Avec Ce qui de la rencontre s'écrit[1], Pierre Naveau nous rappelle que la rencontre entre un homme et une femme est cette « pliure » où une marque de jouissance s'écrit. Il fait valoir que la psychanalyse soutient « une éthique de la rencontre » où « l'amour prend son élan à partir d'un impossible ». Avec les écrivains auxquels il se réfère, P. Naveau démontre qu'entre la jouissance de l'Un du masculin et la jouissance infinie du féminin, entre la contingence d'un réel de jouissance et les mots de l'Autre, il y a cette « pointe de l'instant » capable d'ouvrir un « accès à un savoir insu et, par là-même, inédit ». Ce livre, à l'époque où la science met en formule tout ce qu'elle touche, est précieux.

 
Pierre Naveau présentera son livre à l’ECF ce mardi 2 octobre prochain, lors de la première Soirée de la Bibliothèque de cette rentrée.
 

L’Hebdo-Blog – Selon vous, la marque d’une « authentique et franche pliure de son être » (p. 17), au-delà de la rencontre traumatique qui fait la cassure, la fracture, l’effraction, est-elle ce « bouleversement de l’économie de la jouissance » capable de durer ?

Pierre Naveau – Un bouleversement, s’il en est un, ne peut durer. Mais il peut se produire à nouveau, c’est-à-dire maintes et maintes fois. Car l’amour joue avec le hasard. Marivaux le montre : c’est du hasard que l’amour, à chaque fois, tient sa force. Fût-ce du hasard d’un lapsus, d’un acte manqué ou d’un rêve. Ce qui importe, c’est que l’on soit alors surpris.

LH-BComment situez-vous, au regard de « l’éthique de la rencontre » qui tient compte de la contingence, ce qu’il en est de la nécessité du refoulement de cette contingence qui veut croire au rapport sexuel ?

P. N. – Quand, avec insistance, le refoulement substitue à la contingence la nécessité, il se met en travers du chemin de l’amour et provoque alors la cristallisation d’un symptôme. La comédie de l’amour tourne au drame. Le symptôme, c’est, hélas, qu’on ne rit plus guère. Pour que l’on puisse rire, il faut que, comme en témoigne le mot d’esprit, la contingence soit d’une façon ou d’une autre dans le coup. Le danger vient en effet de l’engluement et du sentiment de lourdeur et d’encombrement.

L’H-BAlors que, écrivez-vous, « le fantasme de l’homme est une tentative pour suppléer à l’absence du rapport sexuel », qu’en est-il du fantasme d’une femme et de son incidence quant à l’absence du rapport sexuel ?
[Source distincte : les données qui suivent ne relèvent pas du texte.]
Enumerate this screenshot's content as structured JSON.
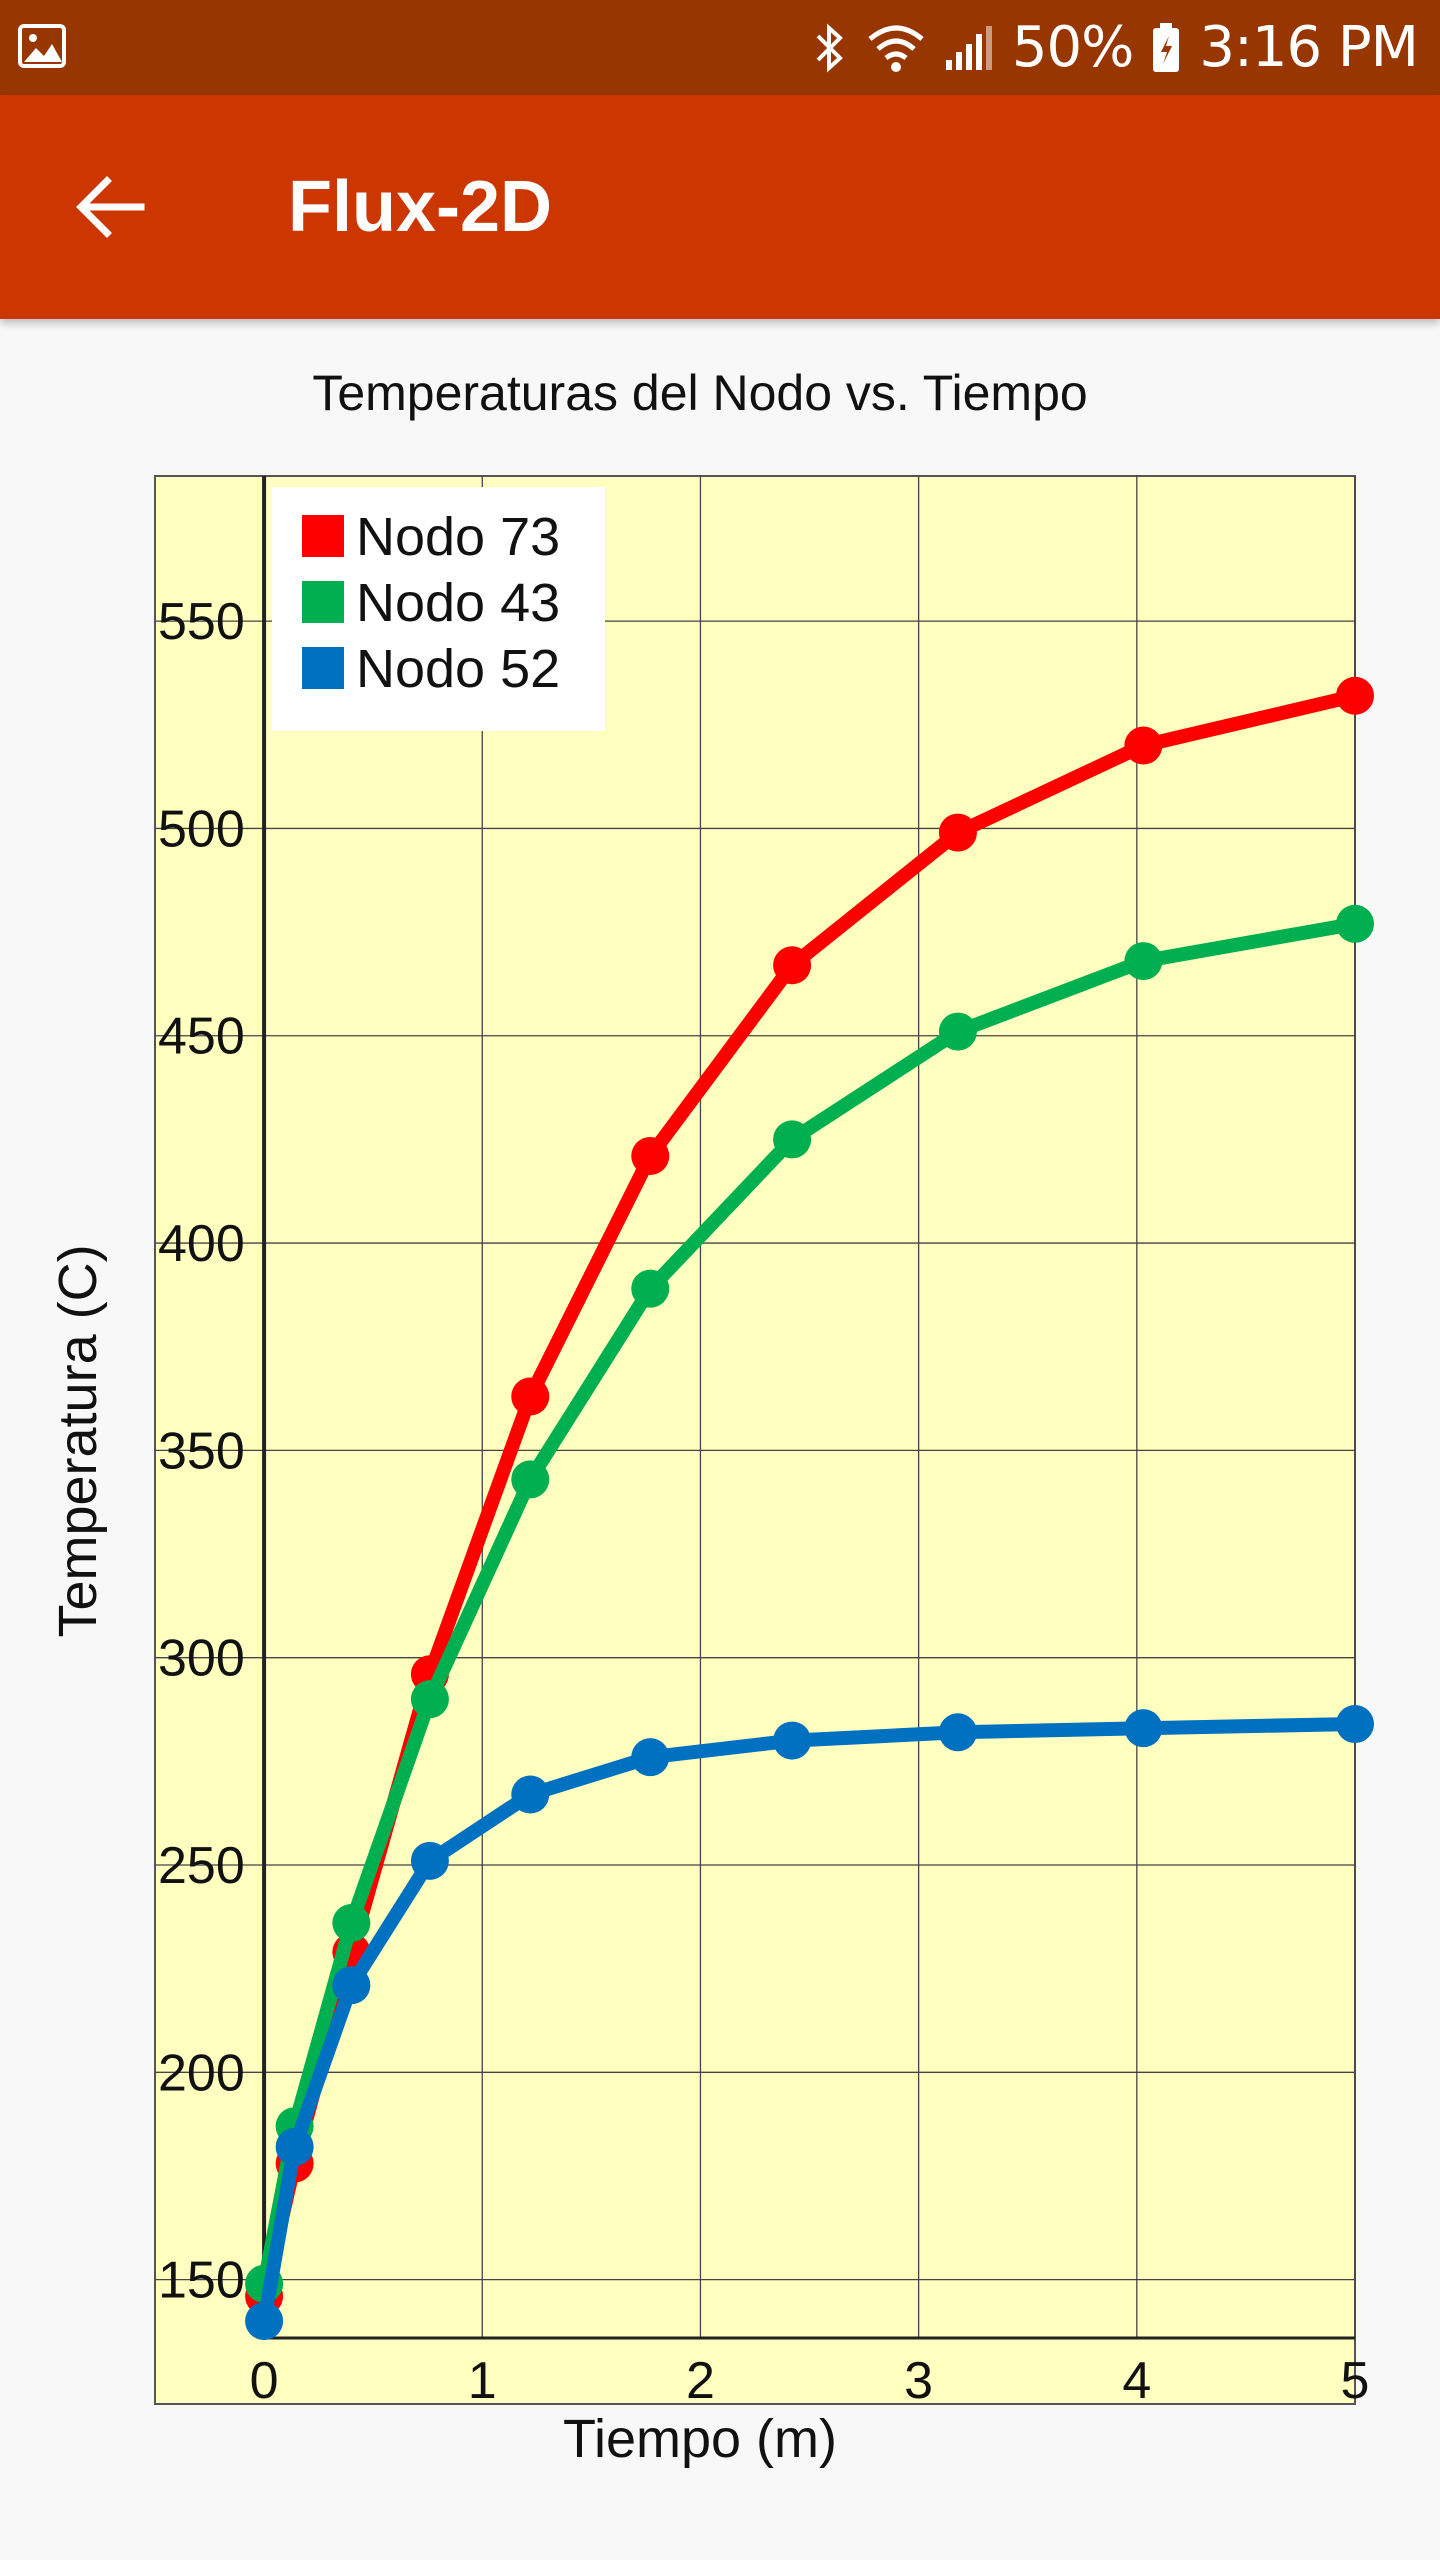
{
  "status_bar": {
    "battery": "50%",
    "time": "3:16 PM",
    "icons": [
      "gallery-icon",
      "bluetooth-icon",
      "wifi-icon",
      "signal-icon",
      "battery-icon"
    ]
  },
  "app_bar": {
    "title": "Flux-2D",
    "back_icon": "arrow-back-icon",
    "color": "#cc3600",
    "status_color": "#983600"
  },
  "chart_data": {
    "type": "line",
    "title": "Temperaturas del Nodo vs. Tiempo",
    "xlabel": "Tiempo (m)",
    "ylabel": "Temperatura (C)",
    "xlim": [
      -0.5,
      5
    ],
    "ylim": [
      120,
      585
    ],
    "xticks": [
      0,
      1,
      2,
      3,
      4,
      5
    ],
    "yticks": [
      150,
      200,
      250,
      300,
      350,
      400,
      450,
      500,
      550
    ],
    "grid": true,
    "legend_position": "top-left",
    "plot_background": "#ffffc0",
    "x": [
      0,
      0.14,
      0.4,
      0.76,
      1.22,
      1.77,
      2.42,
      3.18,
      4.03,
      5.0
    ],
    "series": [
      {
        "name": "Nodo  73",
        "color": "#ff0000",
        "values": [
          146,
          178,
          229,
          296,
          363,
          421,
          467,
          499,
          520,
          532
        ]
      },
      {
        "name": "Nodo  43",
        "color": "#00b050",
        "values": [
          149,
          187,
          236,
          290,
          343,
          389,
          425,
          451,
          468,
          477
        ]
      },
      {
        "name": "Nodo  52",
        "color": "#0070c0",
        "values": [
          140,
          182,
          221,
          251,
          267,
          276,
          280,
          282,
          283,
          284
        ]
      }
    ]
  }
}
P. N. – J’ai cru remarquer que Lacan parle surtout du fantasme de l’homme, dans les filets duquel, à l’occasion, tombe la femme. Elle en devient la captive. Mais il lui est aussi arrivé, en effet, de parler du fantasme de la femme – en particulier du fantasme de l’hystérique qu’il oppose alors à celui de l’obsessionnel. L’hystérique, dans son fantasme, s’identifie au drame de l’amour et cherche ainsi à réparer ce qu’il y a de cassé chez l’Autre. Mais, surtout, Lacan n’a-t-il pas dit, un jour, que ce qui peut arriver de mieux à une femme, c’est qu’elle rencontre un homme qui lui parle selon son fantasme fondamental à elle ? C’est, je crois, quelque chose que l’on ne peut saisir qu’à partir de sa propre expérience.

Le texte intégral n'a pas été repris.